Security: most traditional cloud platforms do not enforce the highest security
standard, as their business model is based on exploiting the users’ data.
Because of this, traditional cloud platforms open themselves to data breaches,
leaks, and a wide variety of attacks. Cubbit instead employs state-of-the-art
encryption, distribution, and a cutting-edge zero-knowledge architecture to
protect the users’ data. Your privacy is guaranteed by the zero-knowledge
cryptographic architecture. Files uploaded into our network are encrypted with
AES-256 and split into dozens of chunks. Each chunk is distributed in more
than one copy via end-to-end encrypted channels across the network to ensure
redundancy and constant uptime. The user's password is not known to us nor to
the coordinator server, and its related randomly-generated encryption key is
stored client-side.

Control: traditional cloud platforms run on proprietary data centers owned by
giant corporations. More often than not, user data is owned by the corporation
running the data center.

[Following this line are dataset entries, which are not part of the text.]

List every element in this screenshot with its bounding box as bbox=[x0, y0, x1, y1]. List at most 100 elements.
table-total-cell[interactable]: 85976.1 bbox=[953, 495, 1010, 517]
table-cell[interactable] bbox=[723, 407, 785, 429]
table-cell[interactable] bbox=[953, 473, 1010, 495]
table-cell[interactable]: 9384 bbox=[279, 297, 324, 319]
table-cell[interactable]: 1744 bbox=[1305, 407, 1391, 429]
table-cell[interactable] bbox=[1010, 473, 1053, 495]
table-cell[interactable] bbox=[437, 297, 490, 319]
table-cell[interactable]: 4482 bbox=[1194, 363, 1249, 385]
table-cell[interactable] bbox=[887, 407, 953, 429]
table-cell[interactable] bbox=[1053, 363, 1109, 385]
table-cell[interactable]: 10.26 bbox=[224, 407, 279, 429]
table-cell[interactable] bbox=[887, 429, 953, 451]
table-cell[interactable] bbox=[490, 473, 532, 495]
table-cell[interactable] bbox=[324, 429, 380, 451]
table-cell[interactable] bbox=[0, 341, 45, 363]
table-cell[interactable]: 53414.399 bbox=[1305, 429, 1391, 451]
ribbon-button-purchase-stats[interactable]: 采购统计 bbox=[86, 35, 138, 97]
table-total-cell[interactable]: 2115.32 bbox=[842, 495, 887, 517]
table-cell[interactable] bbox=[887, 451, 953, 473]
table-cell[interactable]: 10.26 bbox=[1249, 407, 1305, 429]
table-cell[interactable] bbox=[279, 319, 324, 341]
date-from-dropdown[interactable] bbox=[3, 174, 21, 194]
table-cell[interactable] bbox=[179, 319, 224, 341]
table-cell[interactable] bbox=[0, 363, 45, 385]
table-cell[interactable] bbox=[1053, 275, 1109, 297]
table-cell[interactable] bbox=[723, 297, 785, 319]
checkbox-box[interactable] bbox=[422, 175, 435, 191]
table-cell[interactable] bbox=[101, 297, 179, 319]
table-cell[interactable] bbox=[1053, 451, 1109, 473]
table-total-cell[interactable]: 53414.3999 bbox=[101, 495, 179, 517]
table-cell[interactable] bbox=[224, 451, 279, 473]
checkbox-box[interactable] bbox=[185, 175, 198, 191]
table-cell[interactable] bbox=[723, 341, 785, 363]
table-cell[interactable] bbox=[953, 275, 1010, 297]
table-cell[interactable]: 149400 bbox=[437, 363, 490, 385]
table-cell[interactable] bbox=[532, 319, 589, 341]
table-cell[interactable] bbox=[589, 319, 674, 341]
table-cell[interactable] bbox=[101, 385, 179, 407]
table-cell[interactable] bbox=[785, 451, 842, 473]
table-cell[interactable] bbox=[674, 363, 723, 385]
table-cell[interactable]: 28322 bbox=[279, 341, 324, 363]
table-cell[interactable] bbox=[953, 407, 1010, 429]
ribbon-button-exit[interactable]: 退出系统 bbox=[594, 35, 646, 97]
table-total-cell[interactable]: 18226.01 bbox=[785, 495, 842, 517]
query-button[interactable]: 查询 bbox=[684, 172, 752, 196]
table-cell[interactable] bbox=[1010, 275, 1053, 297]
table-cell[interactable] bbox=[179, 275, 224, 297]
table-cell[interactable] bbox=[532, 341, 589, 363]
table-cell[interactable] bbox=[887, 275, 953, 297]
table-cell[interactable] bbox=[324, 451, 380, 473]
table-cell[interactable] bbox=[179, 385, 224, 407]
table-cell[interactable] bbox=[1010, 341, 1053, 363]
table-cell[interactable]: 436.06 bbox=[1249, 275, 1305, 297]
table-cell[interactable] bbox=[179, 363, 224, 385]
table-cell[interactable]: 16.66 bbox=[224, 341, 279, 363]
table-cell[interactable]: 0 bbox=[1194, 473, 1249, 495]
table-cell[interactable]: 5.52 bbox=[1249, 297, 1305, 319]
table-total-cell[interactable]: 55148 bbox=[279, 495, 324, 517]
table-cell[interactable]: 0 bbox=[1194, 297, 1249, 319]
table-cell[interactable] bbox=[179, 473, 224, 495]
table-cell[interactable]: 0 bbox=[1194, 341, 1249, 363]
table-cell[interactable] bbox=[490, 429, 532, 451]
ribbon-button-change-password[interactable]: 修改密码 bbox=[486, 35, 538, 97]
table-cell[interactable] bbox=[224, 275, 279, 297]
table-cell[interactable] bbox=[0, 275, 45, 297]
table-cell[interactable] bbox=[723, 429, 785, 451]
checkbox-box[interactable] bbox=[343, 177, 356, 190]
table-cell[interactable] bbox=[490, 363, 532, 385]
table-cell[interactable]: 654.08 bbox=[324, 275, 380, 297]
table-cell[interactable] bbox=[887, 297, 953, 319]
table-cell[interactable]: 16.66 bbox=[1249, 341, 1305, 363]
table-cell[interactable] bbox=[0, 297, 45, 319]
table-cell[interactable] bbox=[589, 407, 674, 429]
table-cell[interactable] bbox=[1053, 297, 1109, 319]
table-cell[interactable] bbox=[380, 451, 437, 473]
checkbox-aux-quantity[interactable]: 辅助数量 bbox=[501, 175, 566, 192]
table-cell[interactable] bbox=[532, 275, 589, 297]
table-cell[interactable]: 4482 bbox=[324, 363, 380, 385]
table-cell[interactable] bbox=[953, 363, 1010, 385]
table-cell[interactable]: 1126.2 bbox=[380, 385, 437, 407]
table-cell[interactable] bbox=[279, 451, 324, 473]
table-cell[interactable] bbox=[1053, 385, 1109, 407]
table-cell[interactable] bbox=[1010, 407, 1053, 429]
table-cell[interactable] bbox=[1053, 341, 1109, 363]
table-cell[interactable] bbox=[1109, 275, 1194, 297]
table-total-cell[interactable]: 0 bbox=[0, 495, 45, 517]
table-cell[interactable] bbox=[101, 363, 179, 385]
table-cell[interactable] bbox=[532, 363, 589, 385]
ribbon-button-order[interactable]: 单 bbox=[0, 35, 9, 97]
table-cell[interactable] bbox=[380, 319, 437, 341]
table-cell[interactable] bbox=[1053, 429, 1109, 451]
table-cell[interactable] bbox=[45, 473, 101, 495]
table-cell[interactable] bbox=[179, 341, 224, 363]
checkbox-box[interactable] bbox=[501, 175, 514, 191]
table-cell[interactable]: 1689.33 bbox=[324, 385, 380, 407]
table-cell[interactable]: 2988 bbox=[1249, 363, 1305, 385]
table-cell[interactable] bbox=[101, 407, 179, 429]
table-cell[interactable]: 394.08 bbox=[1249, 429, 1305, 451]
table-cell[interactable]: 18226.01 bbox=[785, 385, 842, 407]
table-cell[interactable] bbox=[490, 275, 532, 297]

With Cubbit, you own your data.

Eco-friendliness: Cubbit is designed to minimize the carbon footprint. Thanks
to its distributed architecture, Cubbit saves a lot of energy compared to
traditional cloud platforms, which are burdened by maintenance costs (the data
center needs to be cooled down to work properly) and long data transfers, that
in certain cases can be as energy-consuming as data storage itself.

Doesn’t this emerge from our landing?